Over the opening credits, the first of many Big Beat anthems mimics the visual scene: color shots of thousands of ravers in the streets causing a bit of anarchy juxtaposed with black-and-white pictures of cops slamming their way toward the camera. As the music intones, "build it up/tear it down," Justin Kerrigan, the film’s 25 year-old director, throws in a parting shot of ravers pushing and pulling on the Queen’s door at Buckingham Palace. Us vs. Them. Ecstasy vs. the System.

But what could have been an incendiary – albeit overly didactic – beginning to a truly useful film, about the growing disparity between what young people want and what they have come to expect in modern Britain, ends as soon as the credits get finished.

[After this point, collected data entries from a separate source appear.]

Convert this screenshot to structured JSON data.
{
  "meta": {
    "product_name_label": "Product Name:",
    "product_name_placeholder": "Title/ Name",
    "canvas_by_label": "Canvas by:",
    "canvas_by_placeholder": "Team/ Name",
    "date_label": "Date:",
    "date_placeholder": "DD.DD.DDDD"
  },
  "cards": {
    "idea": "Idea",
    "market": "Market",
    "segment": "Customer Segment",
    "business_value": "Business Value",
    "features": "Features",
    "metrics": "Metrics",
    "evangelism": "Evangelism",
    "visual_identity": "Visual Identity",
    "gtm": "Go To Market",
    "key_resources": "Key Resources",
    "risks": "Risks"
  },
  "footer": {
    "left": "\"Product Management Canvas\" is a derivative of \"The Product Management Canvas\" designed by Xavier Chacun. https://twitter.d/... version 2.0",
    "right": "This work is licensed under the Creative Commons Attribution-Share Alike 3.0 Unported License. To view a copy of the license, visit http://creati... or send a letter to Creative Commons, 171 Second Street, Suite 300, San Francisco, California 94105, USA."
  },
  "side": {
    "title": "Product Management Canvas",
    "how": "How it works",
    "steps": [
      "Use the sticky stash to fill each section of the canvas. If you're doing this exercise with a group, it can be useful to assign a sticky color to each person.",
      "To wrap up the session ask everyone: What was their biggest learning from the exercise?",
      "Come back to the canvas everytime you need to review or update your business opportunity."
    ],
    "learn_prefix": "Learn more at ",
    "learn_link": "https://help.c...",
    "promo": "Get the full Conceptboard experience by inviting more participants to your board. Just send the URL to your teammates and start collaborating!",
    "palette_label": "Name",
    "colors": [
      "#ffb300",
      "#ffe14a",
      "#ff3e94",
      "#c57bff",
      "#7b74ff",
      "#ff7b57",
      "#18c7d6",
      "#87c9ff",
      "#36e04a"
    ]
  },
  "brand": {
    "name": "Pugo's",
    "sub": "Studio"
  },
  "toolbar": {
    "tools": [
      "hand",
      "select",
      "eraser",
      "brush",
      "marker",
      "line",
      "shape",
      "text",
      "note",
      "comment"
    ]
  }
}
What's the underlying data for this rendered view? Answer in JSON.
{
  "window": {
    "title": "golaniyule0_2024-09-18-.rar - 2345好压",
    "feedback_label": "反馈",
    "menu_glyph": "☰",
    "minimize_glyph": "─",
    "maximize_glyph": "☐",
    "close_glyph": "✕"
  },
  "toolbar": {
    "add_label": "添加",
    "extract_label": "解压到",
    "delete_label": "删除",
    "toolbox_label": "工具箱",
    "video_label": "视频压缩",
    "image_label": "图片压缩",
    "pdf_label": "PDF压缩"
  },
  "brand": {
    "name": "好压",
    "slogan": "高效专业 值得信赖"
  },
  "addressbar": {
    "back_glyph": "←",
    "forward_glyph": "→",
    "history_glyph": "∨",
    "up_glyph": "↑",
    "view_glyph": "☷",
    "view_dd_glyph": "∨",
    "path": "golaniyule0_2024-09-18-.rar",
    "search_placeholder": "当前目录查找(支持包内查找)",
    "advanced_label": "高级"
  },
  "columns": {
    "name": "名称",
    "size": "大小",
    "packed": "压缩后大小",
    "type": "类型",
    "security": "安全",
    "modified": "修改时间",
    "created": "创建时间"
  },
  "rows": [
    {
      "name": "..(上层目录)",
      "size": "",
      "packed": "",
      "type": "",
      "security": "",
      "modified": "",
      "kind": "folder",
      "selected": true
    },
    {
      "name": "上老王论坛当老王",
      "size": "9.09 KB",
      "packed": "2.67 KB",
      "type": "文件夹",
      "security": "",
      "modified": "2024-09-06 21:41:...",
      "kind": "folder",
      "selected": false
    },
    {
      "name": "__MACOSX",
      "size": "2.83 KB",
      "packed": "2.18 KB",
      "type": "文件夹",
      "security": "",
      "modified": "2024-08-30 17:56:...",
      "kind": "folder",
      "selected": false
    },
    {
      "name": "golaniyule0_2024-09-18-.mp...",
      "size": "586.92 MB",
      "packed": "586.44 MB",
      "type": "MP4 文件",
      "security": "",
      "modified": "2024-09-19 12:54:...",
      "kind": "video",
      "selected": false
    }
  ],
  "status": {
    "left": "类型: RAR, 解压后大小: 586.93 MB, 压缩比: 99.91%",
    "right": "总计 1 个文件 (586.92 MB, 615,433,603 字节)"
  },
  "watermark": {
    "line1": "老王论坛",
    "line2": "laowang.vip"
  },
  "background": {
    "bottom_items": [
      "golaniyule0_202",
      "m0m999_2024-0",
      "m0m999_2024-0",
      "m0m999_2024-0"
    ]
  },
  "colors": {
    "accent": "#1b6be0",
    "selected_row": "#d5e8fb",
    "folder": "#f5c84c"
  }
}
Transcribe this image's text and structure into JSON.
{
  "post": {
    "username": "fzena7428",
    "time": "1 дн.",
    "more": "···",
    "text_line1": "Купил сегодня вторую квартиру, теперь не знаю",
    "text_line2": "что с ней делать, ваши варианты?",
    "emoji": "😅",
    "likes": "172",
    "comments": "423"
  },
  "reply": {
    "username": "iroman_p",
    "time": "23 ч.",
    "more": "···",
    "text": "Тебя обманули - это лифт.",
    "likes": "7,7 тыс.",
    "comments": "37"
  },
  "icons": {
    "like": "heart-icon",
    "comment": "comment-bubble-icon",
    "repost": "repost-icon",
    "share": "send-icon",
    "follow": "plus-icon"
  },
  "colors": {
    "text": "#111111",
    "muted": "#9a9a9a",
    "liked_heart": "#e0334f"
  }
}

An exploration into monotony ensues, with Kerrigan leaving any sense of political commitment (or social reality) to the ether, in favor of a John Hughesian sketch comedy based on the tired come-ups and come-downs of 20-somethings who couldn’t be further away from changing the world they hate.

Kerrigan clearly envisions his Welsh characters (Jip, Lulu, Koop, Nina, Moff) as Bonnies and Clydes of a growing generation sick of establishment-paranoia and dead-end jobs. But in the end these characters are just another desert-island troupe, mimicking the "Real World," dipping into the moral ambivalence of "living for the weekend," lost in their own standard heterosexuality and cloying sense of Gen-X charm.

"Friends"-meets-Trainspotting. For fans of both only.